No Uruguai, o PIB cresceu 2,4% no primeiro trimestre, puxado por consumo e investimento, mas o ritmo deve enfraquecer no segundo semestre. Na Costa Rica, o Banco Central (BCCR) manteve a taxa em 4%, mas passou a sinalizar maior disposição para cortes, diante da revisão para baixo do crescimento e da inflação abaixo da meta.

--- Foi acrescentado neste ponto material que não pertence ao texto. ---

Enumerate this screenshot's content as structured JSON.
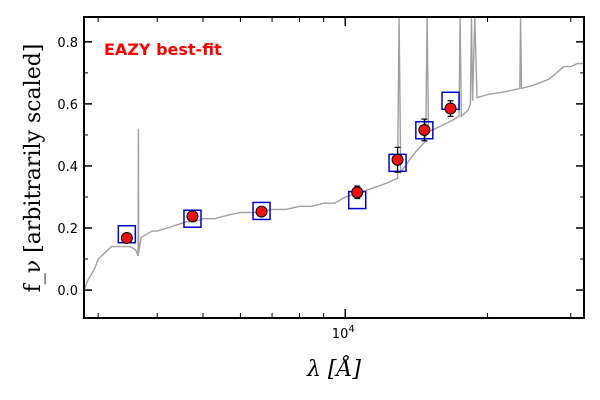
{
  "chart_data": {
    "type": "scatter",
    "title": "",
    "annotation": "EAZY best-fit",
    "annotation_color": "#ff0000",
    "xlabel": "λ [Å]",
    "ylabel": "f_ν [arbitrarily scaled]",
    "x_scale": "log",
    "xlim": [
      2800,
      32000
    ],
    "ylim": [
      -0.09,
      0.88
    ],
    "y_ticks": [
      0.0,
      0.2,
      0.4,
      0.6,
      0.8
    ],
    "y_tick_labels": [
      "0.0",
      "0.2",
      "0.4",
      "0.6",
      "0.8"
    ],
    "x_major_ticks": [
      10000
    ],
    "x_major_tick_label": "10^4",
    "x_minor_ticks": [
      3000,
      4000,
      5000,
      6000,
      7000,
      8000,
      9000,
      20000,
      30000
    ],
    "grid": false,
    "series": [
      {
        "kind": "line",
        "color": "#a0a0a0",
        "x": [
          2800,
          2850,
          2900,
          2950,
          3000,
          3100,
          3200,
          3300,
          3400,
          3500,
          3600,
          3645,
          3650,
          3655,
          3700,
          3800,
          3900,
          4000,
          4200,
          4400,
          4600,
          4800,
          5000,
          5300,
          5600,
          6000,
          6500,
          7000,
          7500,
          8000,
          8500,
          9000,
          9500,
          10000,
          11000,
          12000,
          12900,
          13000,
          13100,
          14000,
          14800,
          14900,
          15000,
          16000,
          17000,
          17400,
          17500,
          17600,
          18200,
          18400,
          18500,
          18600,
          18800,
          19000,
          20000,
          22000,
          23400,
          23500,
          23600,
          25000,
          27000,
          28000,
          29000,
          30000,
          31000,
          32000
        ],
        "y": [
          0.0,
          0.03,
          0.05,
          0.07,
          0.1,
          0.12,
          0.14,
          0.14,
          0.14,
          0.14,
          0.13,
          0.11,
          0.52,
          0.12,
          0.17,
          0.18,
          0.19,
          0.19,
          0.2,
          0.21,
          0.22,
          0.22,
          0.23,
          0.23,
          0.24,
          0.25,
          0.25,
          0.26,
          0.26,
          0.27,
          0.27,
          0.28,
          0.28,
          0.3,
          0.32,
          0.34,
          0.36,
          0.88,
          0.38,
          0.44,
          0.48,
          0.88,
          0.51,
          0.53,
          0.55,
          0.56,
          0.88,
          0.56,
          0.58,
          0.6,
          0.88,
          0.61,
          0.88,
          0.62,
          0.63,
          0.64,
          0.65,
          0.88,
          0.65,
          0.66,
          0.68,
          0.7,
          0.72,
          0.72,
          0.73,
          0.73
        ]
      },
      {
        "kind": "model_points",
        "marker": "square",
        "color": "#0000cc",
        "x": [
          3450,
          4750,
          6650,
          10600,
          12900,
          14700,
          16700
        ],
        "y": [
          0.18,
          0.23,
          0.255,
          0.29,
          0.41,
          0.515,
          0.61
        ]
      },
      {
        "kind": "observed",
        "marker": "circle",
        "color": "#ee1111",
        "x": [
          3450,
          4750,
          6650,
          10600,
          12900,
          14700,
          16700
        ],
        "y": [
          0.168,
          0.238,
          0.253,
          0.315,
          0.42,
          0.516,
          0.585
        ],
        "yerr": [
          0.01,
          0.01,
          0.01,
          0.02,
          0.04,
          0.035,
          0.025
        ]
      }
    ]
  }
}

Em contrapartida, na República Dominicana, o Banco Central (BCRD) iniciou um processo de afrouxamento monetário, não pela redução da taxa de juros, mas pela liberação de liquidez. Foram injetados DOP 51 bilhões (peso dominicano) via redução do compulsório, destinados a setores produtivos, além de outras medidas que somaram DOP 30 bilhões. A expectativa é de que os cortes na taxa comecem no segundo semestre, após a redução das taxas interbancárias, que subiram de 10% para 13,5% nos últimos meses.
Já no Panamá, o Produto Interno Bruto desacelerou em abril, afetado pelos protestos sociais, com queda de cerca de 2% na comparação mensal dessazonalizada e avanço de 4,2% na base anual. A projeção é de crescimento próximo de zero em maio, com efeitos também sobre a arrecadação fiscal.